Bireysel Çabalar Var, Kurumsal Destek Şart
Ağrı’da yerli arıcıların arıcılığa olan ilgisinin arttığını belirten Kaya, kamuoyunda “Ağrı’nın balcı ablası” olarak tanınan Suzan Sürmeli’nin bireysel çabalarıyla Ağrı balını hem kent merkezinde hem de il dışına ulaştırmasının dikkat çekici olduğunu söyledi. Ancak bu bireysel girişimlerin sürdürülebilir bir kalkınma modeline dönüşebilmesi için kurumsal destekle güçlendirilmesi gerektiğini vurguladı.
Kalkınma Aracı Olarak Ağrı Geven Balı
Ağrı’nın bazı coğrafi dezavantajlarına rağmen önemli bir potansiyele sahip olduğunu ifade eden Kaya, arıcılığın desteklenmesine yönelik planlı ve süreklilik arz eden politikaların hem üreticiye hem de kente katkı sağlayacağını söyledi. Kaya, “Ağrı Geven Balı yalnızca bir tarımsal ürün değil; doğru yönetildiğinde istihdam üreten, göçü azaltan ve yerel ekonomiyi canlandıran bir kalkınma aracıdır” dedi.
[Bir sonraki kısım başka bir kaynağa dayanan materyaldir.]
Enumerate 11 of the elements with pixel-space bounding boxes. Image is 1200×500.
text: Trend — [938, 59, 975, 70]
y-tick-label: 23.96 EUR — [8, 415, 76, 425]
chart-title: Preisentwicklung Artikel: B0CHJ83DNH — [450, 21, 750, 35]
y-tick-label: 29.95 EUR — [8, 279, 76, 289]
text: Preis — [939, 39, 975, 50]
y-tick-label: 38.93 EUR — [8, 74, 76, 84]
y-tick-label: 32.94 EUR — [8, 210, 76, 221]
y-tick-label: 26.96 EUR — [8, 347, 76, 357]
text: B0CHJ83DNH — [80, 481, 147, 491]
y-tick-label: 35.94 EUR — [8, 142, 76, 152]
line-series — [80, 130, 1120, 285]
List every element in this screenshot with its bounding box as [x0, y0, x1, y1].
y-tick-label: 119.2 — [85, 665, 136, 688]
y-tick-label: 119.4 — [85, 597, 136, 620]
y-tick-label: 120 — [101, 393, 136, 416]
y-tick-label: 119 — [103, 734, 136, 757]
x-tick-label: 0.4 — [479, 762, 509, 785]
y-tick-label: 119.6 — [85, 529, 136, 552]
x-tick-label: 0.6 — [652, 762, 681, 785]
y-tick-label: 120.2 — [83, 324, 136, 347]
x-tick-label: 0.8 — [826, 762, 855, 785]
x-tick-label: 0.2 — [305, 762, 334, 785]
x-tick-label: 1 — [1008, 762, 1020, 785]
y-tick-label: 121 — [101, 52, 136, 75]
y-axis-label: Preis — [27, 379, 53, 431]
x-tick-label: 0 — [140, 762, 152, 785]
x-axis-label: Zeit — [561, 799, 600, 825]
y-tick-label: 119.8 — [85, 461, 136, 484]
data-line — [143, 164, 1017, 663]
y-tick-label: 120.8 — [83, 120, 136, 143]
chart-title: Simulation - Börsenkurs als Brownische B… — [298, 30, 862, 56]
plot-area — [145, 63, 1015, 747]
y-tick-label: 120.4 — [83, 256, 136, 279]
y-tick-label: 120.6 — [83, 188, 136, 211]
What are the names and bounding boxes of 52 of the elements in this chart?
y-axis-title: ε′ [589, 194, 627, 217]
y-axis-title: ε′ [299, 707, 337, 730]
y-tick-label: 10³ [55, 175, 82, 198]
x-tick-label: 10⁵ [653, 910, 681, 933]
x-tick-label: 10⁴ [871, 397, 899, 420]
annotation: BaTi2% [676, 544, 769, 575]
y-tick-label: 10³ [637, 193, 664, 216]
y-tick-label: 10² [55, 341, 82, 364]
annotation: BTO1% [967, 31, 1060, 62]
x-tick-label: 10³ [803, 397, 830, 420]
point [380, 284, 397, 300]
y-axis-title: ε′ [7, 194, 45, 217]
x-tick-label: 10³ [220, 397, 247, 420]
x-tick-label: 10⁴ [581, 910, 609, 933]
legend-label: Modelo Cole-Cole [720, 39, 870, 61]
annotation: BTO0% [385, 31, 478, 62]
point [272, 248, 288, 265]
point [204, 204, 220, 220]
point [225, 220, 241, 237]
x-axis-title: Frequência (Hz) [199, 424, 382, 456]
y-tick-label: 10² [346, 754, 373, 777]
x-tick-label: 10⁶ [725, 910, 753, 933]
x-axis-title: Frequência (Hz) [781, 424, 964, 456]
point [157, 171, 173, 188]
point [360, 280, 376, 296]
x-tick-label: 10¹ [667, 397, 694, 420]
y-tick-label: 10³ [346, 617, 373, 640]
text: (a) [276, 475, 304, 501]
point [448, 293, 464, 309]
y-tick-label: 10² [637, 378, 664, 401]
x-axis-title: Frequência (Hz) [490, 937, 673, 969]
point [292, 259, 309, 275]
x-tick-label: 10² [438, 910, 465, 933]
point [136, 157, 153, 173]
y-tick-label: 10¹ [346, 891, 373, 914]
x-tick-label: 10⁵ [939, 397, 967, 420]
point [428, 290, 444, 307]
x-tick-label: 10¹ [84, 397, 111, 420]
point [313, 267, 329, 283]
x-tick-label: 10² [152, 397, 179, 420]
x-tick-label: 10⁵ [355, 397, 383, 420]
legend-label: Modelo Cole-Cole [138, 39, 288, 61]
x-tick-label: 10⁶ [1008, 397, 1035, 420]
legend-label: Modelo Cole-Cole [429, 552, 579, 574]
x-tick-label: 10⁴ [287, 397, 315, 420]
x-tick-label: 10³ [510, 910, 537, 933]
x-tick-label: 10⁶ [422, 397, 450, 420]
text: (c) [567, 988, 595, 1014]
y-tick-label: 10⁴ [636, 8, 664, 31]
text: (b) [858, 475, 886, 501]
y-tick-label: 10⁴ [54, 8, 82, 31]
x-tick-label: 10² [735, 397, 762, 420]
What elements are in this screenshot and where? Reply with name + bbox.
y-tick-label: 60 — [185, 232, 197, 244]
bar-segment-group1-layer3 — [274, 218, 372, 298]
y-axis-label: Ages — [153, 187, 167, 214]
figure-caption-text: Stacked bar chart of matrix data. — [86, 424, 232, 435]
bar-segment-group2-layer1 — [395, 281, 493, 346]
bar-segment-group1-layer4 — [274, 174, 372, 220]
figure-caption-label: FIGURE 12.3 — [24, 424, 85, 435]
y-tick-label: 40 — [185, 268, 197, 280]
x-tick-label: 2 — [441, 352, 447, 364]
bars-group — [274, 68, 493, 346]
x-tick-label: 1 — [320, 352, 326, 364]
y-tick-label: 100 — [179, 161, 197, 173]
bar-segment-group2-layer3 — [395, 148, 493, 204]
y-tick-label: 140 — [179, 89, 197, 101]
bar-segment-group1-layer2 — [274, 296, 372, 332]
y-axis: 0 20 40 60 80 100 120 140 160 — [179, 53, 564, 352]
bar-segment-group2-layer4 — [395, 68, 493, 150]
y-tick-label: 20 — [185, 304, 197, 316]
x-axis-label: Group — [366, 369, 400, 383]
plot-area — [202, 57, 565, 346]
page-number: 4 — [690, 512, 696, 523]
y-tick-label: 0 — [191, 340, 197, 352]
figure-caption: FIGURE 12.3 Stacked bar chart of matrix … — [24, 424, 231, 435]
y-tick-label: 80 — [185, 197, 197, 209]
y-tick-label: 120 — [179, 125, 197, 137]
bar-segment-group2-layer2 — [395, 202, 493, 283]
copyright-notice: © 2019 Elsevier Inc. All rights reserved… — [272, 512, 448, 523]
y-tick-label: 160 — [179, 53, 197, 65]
Prof. Dr. Faruk Kaya, bu değeri korumanın kadar büyütmenin de ortak bir sorumluluk olduğunu belirterek, “Bazı şehirler geri kaldıkları için göç verir; bazıları ise potansiyellerini ertelemeyi alışkanlık hâline getirdikleri için” sözleriyle açıklamasını tamamladı.